The Victoria Cross
22 January 2009 by Nick Fletcher. Collection, News, Hancocks, VC, Victoria Cross. Comments (11)
Victoria Cross, the highest award for bravery in time of war RELAWM16499.001The Victoria Cross for Australia replaces the Victoria Cross in the Australian Honours and Awards system. It was instituted in 1991, and the first award was made on 16 February 2009, to Trooper Mark Donaldson, Special Air Service Regiment, for gallantry in Oruzgan Province, Afghanistan, on 2 September 2008. The reason for the change to the historic medal was to allow Australians to remain eligible for what is widely considered to be the world’s most prestigious gallantry award. Since the VC, a British imperial medal, was not compatible with the new Australian system of honours and awards, Queen Elizabeth II agreed to a new award; ‘The Victoria Cross for Australia’. The medal itself is completely unchanged, and is in fact a Victoria Cross in everything but name. It is still manufactured by Hancocks, and each award is individually approved by Her Majesty the Queen. Under a similar system, the Victoria Cross of Canada was created in 1993 and the Victoria Cross for New Zealand in 1999. The only other example of these Commonwealth awards so far was made to Corporal Willie Apiata, of the New Zealand SAS, in July 2007. This award was also for gallantry in Afghanistan, in 2004.

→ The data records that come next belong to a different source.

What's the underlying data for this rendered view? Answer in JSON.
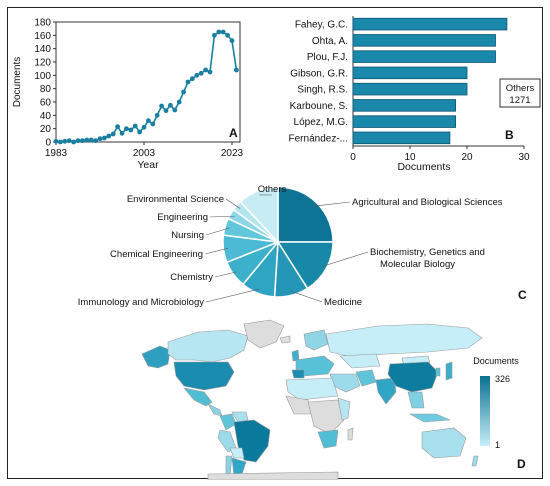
{
  "chart_data": [
    {
      "panel": "A",
      "type": "line",
      "xlabel": "Year",
      "ylabel": "Documents",
      "xlim": [
        1983,
        2023
      ],
      "ylim": [
        0,
        180
      ],
      "xticks": [
        "1983",
        "2003",
        "2023"
      ],
      "yticks": [
        "0",
        "20",
        "40",
        "60",
        "80",
        "100",
        "120",
        "140",
        "160",
        "180"
      ],
      "grid": false,
      "x": [
        1983,
        1984,
        1985,
        1986,
        1987,
        1988,
        1989,
        1990,
        1991,
        1992,
        1993,
        1994,
        1995,
        1996,
        1997,
        1998,
        1999,
        2000,
        2001,
        2002,
        2003,
        2004,
        2005,
        2006,
        2007,
        2008,
        2009,
        2010,
        2011,
        2012,
        2013,
        2014,
        2015,
        2016,
        2017,
        2018,
        2019,
        2020,
        2021,
        2022,
        2023,
        2024
      ],
      "series": [
        {
          "values": [
            1,
            0,
            1,
            2,
            0,
            2,
            2,
            3,
            3,
            2,
            5,
            6,
            9,
            12,
            23,
            13,
            20,
            18,
            24,
            15,
            22,
            32,
            27,
            40,
            54,
            47,
            55,
            48,
            60,
            75,
            90,
            95,
            100,
            103,
            108,
            105,
            160,
            165,
            165,
            160,
            152,
            108
          ],
          "color": "#1a7fa0"
        }
      ]
    },
    {
      "panel": "B",
      "type": "bar",
      "orientation": "horizontal",
      "xlabel": "Documents",
      "xlim": [
        0,
        30
      ],
      "xticks": [
        "0",
        "10",
        "20",
        "30"
      ],
      "categories": [
        "Fahey, G.C.",
        "Ohta, A.",
        "Plou, F.J.",
        "Gibson, G.R.",
        "Singh, R.S.",
        "Karboune, S.",
        "López, M.G.",
        "Fernández-..."
      ],
      "values": [
        27,
        25,
        25,
        20,
        20,
        18,
        18,
        17
      ],
      "color": "#1a88aa",
      "annotation": {
        "line1": "Others",
        "line2": "1271"
      }
    },
    {
      "panel": "C",
      "type": "pie",
      "labels": [
        "Agricultural and Biological Sciences",
        "Biochemistry, Genetics and Molecular Biology",
        "Medicine",
        "Immunology and Microbiology",
        "Chemistry",
        "Chemical Engineering",
        "Nursing",
        "Engineering",
        "Environmental Science",
        "Others"
      ],
      "values": [
        25,
        16,
        10,
        10,
        8,
        8,
        5,
        3,
        3,
        12
      ],
      "colors": [
        "#0e7496",
        "#1888a8",
        "#2596b8",
        "#2fa5c4",
        "#3db0cc",
        "#4cbad4",
        "#63c7dc",
        "#8dd6e6",
        "#b5e5ef",
        "#c8ecf4"
      ]
    },
    {
      "panel": "D",
      "type": "heatmap",
      "legend_title": "Documents",
      "legend_max": "326",
      "legend_min": "1",
      "color_max": "#0a7092",
      "color_min": "#c6eef8",
      "no_data_color": "#dddddd"
    }
  ]
}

It should be noted that the recent awards of the Victoria Cross to Australia and the Victoria Cross to New Zealand are NOT considered by the British Government to be awards of the Victoria Cross. They are awards unique to the countries concerned. Australians, however, will consider Trooper Donaldson’s award to be the latest in a long line which stretches back to Captain (later Sir) Neville Howse in South Africa in 1900. This means that 97 Australians have now been awarded the Victoria Cross.